THE OPPOSITE OF TASTE

VENTURE CAPITALISTS MUST BECOME ARBITERS OF TASTE. FOUNDERS MUST BECOME TASTEMAKERS. THE PROFESSIONAL MANAGERIAL CLASS MUST BECOME POST INTERNET ARTISTS. NFT COLLECTIONS MUST COLLABORATE WITH BALENCIAGA TO STAY RELEVANT. EREHWON MUST COLLABORATE WITH KEITH MCNALLY TO INFILTRATE THE EAST COAST. CANAL STREET MUST BECOME SAFER FOR TOURISTS. THE TENT CITIES OF KENSINGTON MUST BECOME AMERICAN NINJA WARRIOR IF MR. BEAST IS EVER GOING TO SOLVE THE OPIOID CRISIS. ERC-721 TOKENS MUST BECOME ERC-1155 TOKENS WHICH WILL BECOME ERC-20 TOKENS WHICH WILL SHORTLY SELF DESTRUCT.

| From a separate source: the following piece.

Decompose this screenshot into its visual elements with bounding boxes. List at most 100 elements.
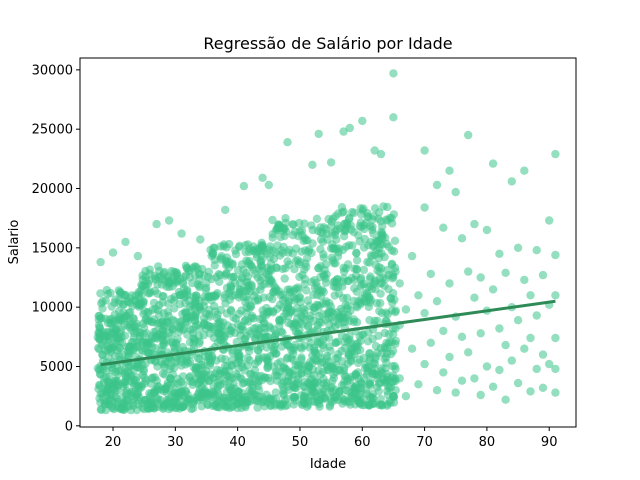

JUST AS THE ABSENCE OF POLITICS IS A POLITIC ITSELF, THE ABSENCE OF TASTE IS A KIND OF TASTE, MAKING THE TRUE ABSENCE OF TASTE (VIRTUALLY) IMPOSSIBLE. WHAT THEN IS THE OPPOSITE OF TASTE? JUDGEMENTS MADE IN AN AESTHETIC VACUUM BY AN ACTOR INCAPABLE OF PRACTICING TASTE.

THE OPPOSITE OF TASTE IS COMPUTE. JUST AS AN EXCESS OF TASTE WILL MAKE IT IMPOSSIBLE FOR YOU TO DECIDE WHERE TO HAVE DINNER, AN EXCESS OF COMPUTE WILL HELP YOU OPTIMIZE TOWARDS THE MOST EFFICIENT POSSIBLE OUTCOME IN RECORD TIME. WHEREAS TASTE HELPS US NAVIGATE TOWARDS AESTHETICALLY PLEASING OUTCOMES, COMPUTE HELPS US NAVIGATE TOWARDS EFFICIENT OUTCOMES. IF COMPUTE BENEFITS FROM AN EXCESS OF INPUTS, TASTE DEFINITIONALLY BENEFITS FROM A SELECTIVE MENU OF INPUTS. TASTE ADDS FRICTION AND COMPUTE REMOVES IT.